Do we grow our economy more by letting people bring their ideas, work ethic and entrepreneurial spirit to our country and making it easier to do business with us, or do we accomplish more economic growth by closing our borders and forcing other countries and businesses therein to look to other markets for sales and supplies?
This thought struck me Sunday morning as I caught the Women’s Open Championship in the UK. What struck me is there were not any American golfers among the top two pages of the leader board. Thinking back to the World Cup in Russia last month, the American team was not present for this global event.
I recognize these are sporting events, but they are metaphors. If you don’t keep up, the world will move on. But, not keeping up does hit our economy, as well. In the US, unemployment is low, but we are having a hard time filling higher tech manufacturing jobs. US customer service jobs abound in Asia and the Philippines. And, many of our IT jobs are being done by people in India or who have moved here from such locations.
The first book which spoke to this is The World is Flat,” by Thomas Friedman. We live in a global economy with a global workforce.
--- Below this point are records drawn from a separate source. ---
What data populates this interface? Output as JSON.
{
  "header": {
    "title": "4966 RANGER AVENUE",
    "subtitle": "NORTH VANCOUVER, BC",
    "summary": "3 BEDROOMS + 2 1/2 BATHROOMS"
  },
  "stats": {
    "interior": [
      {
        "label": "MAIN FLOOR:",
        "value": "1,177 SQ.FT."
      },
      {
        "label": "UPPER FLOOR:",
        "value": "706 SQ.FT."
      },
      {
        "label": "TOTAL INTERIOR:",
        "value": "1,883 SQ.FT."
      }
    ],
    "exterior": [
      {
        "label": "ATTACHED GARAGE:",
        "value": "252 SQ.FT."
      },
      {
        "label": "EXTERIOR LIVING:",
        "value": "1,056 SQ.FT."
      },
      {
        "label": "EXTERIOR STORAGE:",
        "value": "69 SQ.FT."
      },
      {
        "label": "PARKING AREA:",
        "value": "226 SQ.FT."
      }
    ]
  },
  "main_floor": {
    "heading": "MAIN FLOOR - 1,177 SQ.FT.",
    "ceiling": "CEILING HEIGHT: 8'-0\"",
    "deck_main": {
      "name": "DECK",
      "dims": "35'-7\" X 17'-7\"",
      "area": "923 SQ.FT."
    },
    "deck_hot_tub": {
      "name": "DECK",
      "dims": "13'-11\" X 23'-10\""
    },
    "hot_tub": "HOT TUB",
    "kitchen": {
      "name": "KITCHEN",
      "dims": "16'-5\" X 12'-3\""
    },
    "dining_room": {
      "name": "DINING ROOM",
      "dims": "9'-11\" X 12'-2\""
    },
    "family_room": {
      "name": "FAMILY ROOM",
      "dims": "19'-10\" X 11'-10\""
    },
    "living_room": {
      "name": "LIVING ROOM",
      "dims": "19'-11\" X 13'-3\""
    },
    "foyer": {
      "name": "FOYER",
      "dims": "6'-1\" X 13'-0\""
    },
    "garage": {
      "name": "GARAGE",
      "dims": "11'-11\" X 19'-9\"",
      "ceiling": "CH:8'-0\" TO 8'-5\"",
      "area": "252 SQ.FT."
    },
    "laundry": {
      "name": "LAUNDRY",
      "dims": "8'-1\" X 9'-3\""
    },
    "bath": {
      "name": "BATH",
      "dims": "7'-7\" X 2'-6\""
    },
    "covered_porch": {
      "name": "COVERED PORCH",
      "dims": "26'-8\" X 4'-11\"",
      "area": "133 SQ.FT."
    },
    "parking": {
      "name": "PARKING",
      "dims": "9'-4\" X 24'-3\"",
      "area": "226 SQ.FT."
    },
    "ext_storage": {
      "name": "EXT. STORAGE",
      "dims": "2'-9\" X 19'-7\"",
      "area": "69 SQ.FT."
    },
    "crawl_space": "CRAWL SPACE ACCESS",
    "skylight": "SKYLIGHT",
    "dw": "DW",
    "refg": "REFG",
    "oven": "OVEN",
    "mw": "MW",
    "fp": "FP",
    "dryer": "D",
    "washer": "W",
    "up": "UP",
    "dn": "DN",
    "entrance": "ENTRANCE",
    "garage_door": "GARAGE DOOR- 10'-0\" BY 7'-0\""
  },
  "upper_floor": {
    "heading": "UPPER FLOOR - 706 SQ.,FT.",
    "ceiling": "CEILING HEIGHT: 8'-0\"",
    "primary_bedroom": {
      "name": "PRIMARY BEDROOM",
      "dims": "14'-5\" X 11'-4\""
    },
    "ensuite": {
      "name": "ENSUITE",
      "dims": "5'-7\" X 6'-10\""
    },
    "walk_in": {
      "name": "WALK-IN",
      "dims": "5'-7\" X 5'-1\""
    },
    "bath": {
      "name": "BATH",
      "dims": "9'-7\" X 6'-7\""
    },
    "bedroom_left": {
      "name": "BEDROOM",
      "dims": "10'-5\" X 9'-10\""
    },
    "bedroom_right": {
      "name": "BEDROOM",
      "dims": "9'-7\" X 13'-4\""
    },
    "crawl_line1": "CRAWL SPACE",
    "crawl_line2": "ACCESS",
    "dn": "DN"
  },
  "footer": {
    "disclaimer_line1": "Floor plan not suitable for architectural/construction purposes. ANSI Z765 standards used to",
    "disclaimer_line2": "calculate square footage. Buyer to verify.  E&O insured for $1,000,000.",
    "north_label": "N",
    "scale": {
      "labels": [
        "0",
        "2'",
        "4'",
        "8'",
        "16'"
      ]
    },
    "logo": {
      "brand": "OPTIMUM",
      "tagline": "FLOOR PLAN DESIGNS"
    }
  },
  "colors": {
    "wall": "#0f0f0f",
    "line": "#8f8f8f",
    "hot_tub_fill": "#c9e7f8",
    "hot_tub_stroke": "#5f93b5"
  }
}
Employers need the best, cheapest talent they can find. The more commoditized the job, the pendulum swings to cheapest. The less commoditized, the pendulum swings to best. If we cannot fill the jobs here, they will be filled elsewhere. And, it should be noted that companies are leasing robots for $18 an hour, if they cannot fill the job.
We must be mindful of a key data point, immigration is accretive to our economy. Since Innovation is portable, new talent coming here brings more innovation. And, jobs are created around the Innovation. So, we need to be welcoming with better governance over immigration.
We also need to be easier to work with than we have become. When an entity makes it more difficult and less profitable to partner with, its trading partners look to other sources of sales and supplies. This has been happening for the last several months. And, as one farmer said, a subsidy won’t help if the customers go away.
Sadly, this issue has now been politicized, with fear and over-emphasis of causes. As I briefly noted above, the key reasons some areas are suffering are due to chasing cheaper labor and technology. The last issue is the larger concern as a CFO noted in the book “The Rich and the Rest of Us,” by Cornel West and Tavis Smiley, “employers would do without employees if they could.”
So, look back at the simple economic question. What kind of country do we want to be? Then, add in the seasonings of doing the right thing and being safer. Global commerce actually makes the world safer, as you are less likely to go to war with your trading partners.